Friday, July 6, 2012

tafoni #3

This is the third post in a series about tafoni -- puzzling natural cavities in rock.  You may want to have a look at #1 and #2.
Tafoni at Harmony Headlands State Park near Cayucos, California.
Tafoni are common along the Central Coast of California.  There were some at almost every beach I visited, though rock type and patterns varied.  Tafoni formation frequently is attributed to salt-weathering.  They are common in saline environments such as deserts and coastal zones, but not all coastal rock supports tafoni, and there are tafoni in other environments as well.  Darn.
We found tafoni in a variety of sizes and shapes (click to view the little guys).
Tafoni come and go.  Note the softer lines of disappearing tafoni in the foreground.
Harmony Headlands, nature geeks for scale.  A short trail leads from a parking lot on
Highway 1 to the coast.  Photo courtesy J. G. LoCascio.
Sometimes coastal tafoni are easy to explain.  At least some of the cavities in the photo below are pholad holes, excavated by boring clams (members of the family Pholadidae) aka piddock clams, rock-eating clams or angel wings.  Empty shells still occupy a few of the holes.  The most common pholads of the area, Penitella penita, are thought to bore mainly by scraping with the ridged edges of their shells, sometimes as much as 4-5 cm per year.  Other species resort to chemicals.
Tafoni, some with remains of boring clams, from Hazard Canyon Reef at Montaña de Oro State Park.
The larger holes are ca 3 cm across.
The abodes of boring clams have a distinctive shape -- narrower at the opening, like the darker hole on the right in the photo below.  But are all these tafoni the same thing?  Many of the larger ones widen upward, with concentric rings inside.  Are these remnants of old pholad holes with the narrower upper part removed?  How about the slight depressions scattered around the bigger holes?  Are these incipient tafoni? or their last remains?
Pholad holes are common in some strata of the Monterey Formation at Hazard's.  The area is accessible via the Hazard Canyon Trail in the north part of Montaña de Oro State Park.
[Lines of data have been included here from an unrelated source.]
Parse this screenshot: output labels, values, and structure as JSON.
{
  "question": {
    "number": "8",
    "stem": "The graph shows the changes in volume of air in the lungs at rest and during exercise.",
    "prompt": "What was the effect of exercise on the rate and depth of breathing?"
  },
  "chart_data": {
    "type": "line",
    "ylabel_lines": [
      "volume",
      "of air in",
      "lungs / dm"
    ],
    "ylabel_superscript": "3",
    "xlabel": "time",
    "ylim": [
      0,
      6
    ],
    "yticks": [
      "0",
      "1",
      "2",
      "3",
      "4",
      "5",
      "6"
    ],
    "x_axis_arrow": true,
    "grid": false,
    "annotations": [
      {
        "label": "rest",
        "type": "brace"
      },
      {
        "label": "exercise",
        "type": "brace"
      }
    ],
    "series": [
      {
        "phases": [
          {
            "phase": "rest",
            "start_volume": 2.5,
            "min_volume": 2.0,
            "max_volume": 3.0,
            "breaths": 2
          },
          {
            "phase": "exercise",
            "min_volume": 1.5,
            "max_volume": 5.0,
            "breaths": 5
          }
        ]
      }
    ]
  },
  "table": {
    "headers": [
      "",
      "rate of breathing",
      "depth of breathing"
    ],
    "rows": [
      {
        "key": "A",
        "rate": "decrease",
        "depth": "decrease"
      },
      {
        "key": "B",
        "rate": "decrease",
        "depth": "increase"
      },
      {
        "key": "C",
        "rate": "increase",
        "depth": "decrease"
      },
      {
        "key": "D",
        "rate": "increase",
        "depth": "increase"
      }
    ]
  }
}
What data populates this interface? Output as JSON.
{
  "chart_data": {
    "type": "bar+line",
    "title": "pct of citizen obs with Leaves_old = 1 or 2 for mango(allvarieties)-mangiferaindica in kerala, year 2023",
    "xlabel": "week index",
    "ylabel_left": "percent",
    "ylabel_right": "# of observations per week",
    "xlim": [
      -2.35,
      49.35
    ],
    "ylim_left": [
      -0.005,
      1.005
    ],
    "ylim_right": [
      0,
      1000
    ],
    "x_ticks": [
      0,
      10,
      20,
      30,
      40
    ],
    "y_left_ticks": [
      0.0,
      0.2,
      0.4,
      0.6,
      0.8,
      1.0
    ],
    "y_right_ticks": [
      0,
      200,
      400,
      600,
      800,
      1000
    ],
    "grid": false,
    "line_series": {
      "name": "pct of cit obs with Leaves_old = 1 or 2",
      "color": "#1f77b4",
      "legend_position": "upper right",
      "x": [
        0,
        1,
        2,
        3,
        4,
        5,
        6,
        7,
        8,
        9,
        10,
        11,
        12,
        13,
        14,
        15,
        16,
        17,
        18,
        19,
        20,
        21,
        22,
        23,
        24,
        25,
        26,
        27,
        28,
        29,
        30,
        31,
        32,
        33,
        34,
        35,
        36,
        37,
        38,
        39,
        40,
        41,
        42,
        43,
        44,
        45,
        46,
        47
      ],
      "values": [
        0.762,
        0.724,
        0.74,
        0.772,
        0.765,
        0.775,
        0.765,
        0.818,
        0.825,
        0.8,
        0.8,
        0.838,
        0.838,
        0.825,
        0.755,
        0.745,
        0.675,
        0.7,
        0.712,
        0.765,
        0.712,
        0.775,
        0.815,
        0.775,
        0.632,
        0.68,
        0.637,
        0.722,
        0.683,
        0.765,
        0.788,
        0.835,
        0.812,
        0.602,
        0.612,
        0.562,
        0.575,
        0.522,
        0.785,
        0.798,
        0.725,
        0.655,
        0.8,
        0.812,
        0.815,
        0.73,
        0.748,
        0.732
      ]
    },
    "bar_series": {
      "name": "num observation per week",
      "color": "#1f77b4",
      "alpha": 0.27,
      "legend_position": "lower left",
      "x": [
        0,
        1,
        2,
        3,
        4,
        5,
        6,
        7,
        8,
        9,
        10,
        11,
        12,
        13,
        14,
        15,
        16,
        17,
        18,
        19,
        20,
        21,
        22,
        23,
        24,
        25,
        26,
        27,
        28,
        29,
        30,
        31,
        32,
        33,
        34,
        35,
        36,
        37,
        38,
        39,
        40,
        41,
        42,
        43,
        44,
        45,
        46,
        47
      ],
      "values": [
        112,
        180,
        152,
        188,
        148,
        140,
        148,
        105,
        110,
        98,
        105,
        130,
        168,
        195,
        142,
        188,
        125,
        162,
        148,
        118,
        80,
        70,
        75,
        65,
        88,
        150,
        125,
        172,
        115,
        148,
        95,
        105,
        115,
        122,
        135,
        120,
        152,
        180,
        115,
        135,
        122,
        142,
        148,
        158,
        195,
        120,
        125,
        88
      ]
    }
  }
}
Did the tafoni on the left start as pholad holes, later enlarged by weathering and erosion?  The regular pattern of irregular shapes, adjacent to fractures, is puzzling.  Whatever the origins, Nature has worked her magic to produce enchanting rock art.


These tafoni are on the rock outcrop on the right edge of the photo below, at Moonstone Beach near Cambria.
A sampling of chert and other pebbles deposited by waves in tafoni at Moonstone Beach; pebbles are ca 0.5-1 cm across.